Friday, February 12, 2010

The Crescendo on Concert Prices

Enjoy the $3 tickets for Owl City; tickets elsewhere will now become even more expensive.

For the past year, the Department of Justice and the Federal Trade Commission have been deliberating on the merger between Ticketmaster and Live Nation Entertainment. Ticketmaster already controls roughly 80 percent of all concert ticket sales - imagine if we add data from other events like sports or theater. This merger would give Ticketmaster a virtual monopoly on all aspects of music concerts and festivals.

Live Nation exclusively owns or operates 139 of the nation’s largest venues and promotes nearly 150 top musical artists. Since record sales are about half of what they were in 2000 and the vast majority of online music is stolen (according to The New Yorker), artists rely on performances as their primary stream of revenue. Live Nation and the very few other promoters gain little from actual ticket sales; on average, 90 percent of ticket sales go to the artist. Revenue for Live Nation primarily comes from ancillary services of a concert - namely parking, concessions and merchandise.

So when combined, Ticketmaster and Live Nation form a behemoth conglomeration that controls all aspects of the concert experience. A single authoritarian corporation providing the consumer with the performer, the venue, the parking, the food and drinks, the T-shirts, the posters, everything. Ticketmaster provides the last piece of the puzzle for Live Nation: Ticket sales.

The actions of Ticketmaster are what economists and businessmen call “vertical integration.” This is the process in which companies, consumers and suppliers will consolidate into a few or single entity, therefore controlling all aspects of an industry. This is a style of business that Ticketmaster has truly embraced. Before deciding to merge with Live Nation, Ticketmaster acquired Front Line Management - a promoting group that works with over 200 artists.

We should not be so comfortable with these business practices. As a Feb. 8 New York Times editorial points out, there are “perils that arise from the emergence of a company that will operate on every level of its business.”

Though this case of vertical integration doesn’t perfectly match the textbook definition of monopoly, the effects on the consumer are the same - exorbitant prices. There are crucial examples in other industries where anti-competitive business practices have strangled a market and led to increases in price.

In a similar antitrust case, the Supreme Court will review a case involving the National Football League; American sports leagues have always proved fickle for antitrust regulators. After the NFL licensed Reebok to make all team-branded clothing, “The Economist” reports that the price of team jerseys promptly rose 40 percent and, team hats rose 50 percent.
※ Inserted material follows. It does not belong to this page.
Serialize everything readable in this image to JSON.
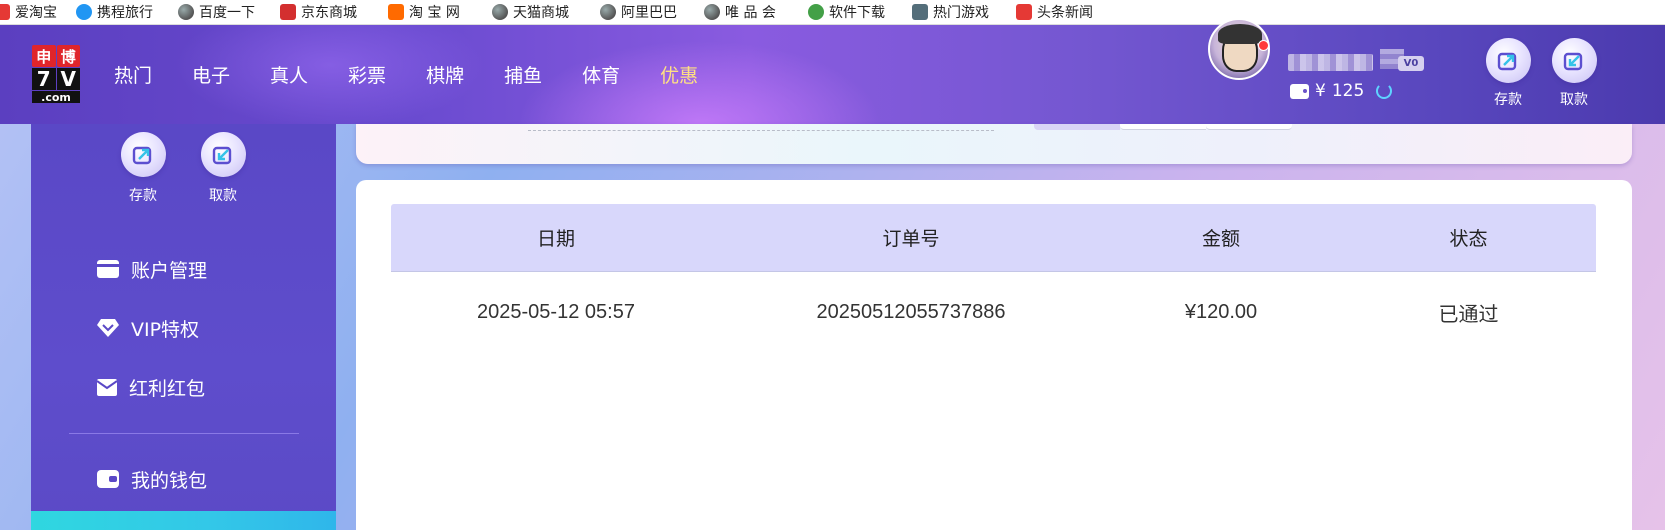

Rival merchandiser to Reebok, American Needle filed an antitrust suit because they were getting squeezed out of their market. The NFL contends that they’re not a single entity but instead 32 separate clubs acting as one. Though licensing merchandise itself may not be an act of monopolization, the NFL has asked the Supreme Court to expand the ruling of previous courts to allow them to vertically integrate all aspects of their business.

The NFL scenario is one of many instances where anti-competitive behavior resulted in unnecessary price hikes. Our markets are rife with non-competitive business practices. For example, the health insurance industry is notorious for overwhelming market shares. To their credit, Republicans have been very critical of anti-competitive health insurance practices, arguing for legislation that would allow companies to sell insurance across state lines. According to the Center for American Progress, Blue Cross Blue Shield controls 83 percent of the market share in Alabama; the next largest competitor has only five percent. Maine, Rhode Island and Hawaii have companies that control over 78 percent of their respective market shares.

The price of health care is so extortionate that, according to a 2007 study by the “American Journal of Medicine,” nearly 70 percent of those who filed for medical bankruptcy were paying off insurance premiums.

In both of these cases - the NFL and health care - we can almost surely expect the result to be similar with the Ticketmaster and Live Nation consolidation.

The Federal Trade Commission and the Department of Justice are setting a dangerous precedent by allowing Ticketmaster and Live Nation to merge - even if they are just vertically integrating. Understandably, they do not have an easy decision to make, and the arguments in favor of vertical integration are strong ones. Though vertical integration can be seen as monopolistic behavior - like this writer contends - many proponents argue that it makes businesses more efficient and it keeps costs down. The result, they claim, will be lower prices for the consumer. I would only point to the two previous cases where, clearly, this result did not happen.

Besides, it is not the place of the government to protect the business practices of corporations; instead, government must protect the interests and general welfare of its people - we the consumers. Rising ticket prices, and the slew of fees that come with buying them through Ticketmaster, will ultimately make music more exclusive. This exclusivity will only perpetuate the existing problem of music piracy, as consumers will feel the pressure to find the music they enjoy as cheap as possible.

In its already desperate and fragile health, the music industry, specifically the realm of live performance, has taken a huge blow. Congress should challenge these anticompetitive practices of Ticketmaster and Live Nation to preserve the sanctity of music for the fans - as I hope it would in all cases of noncompetition in all industries.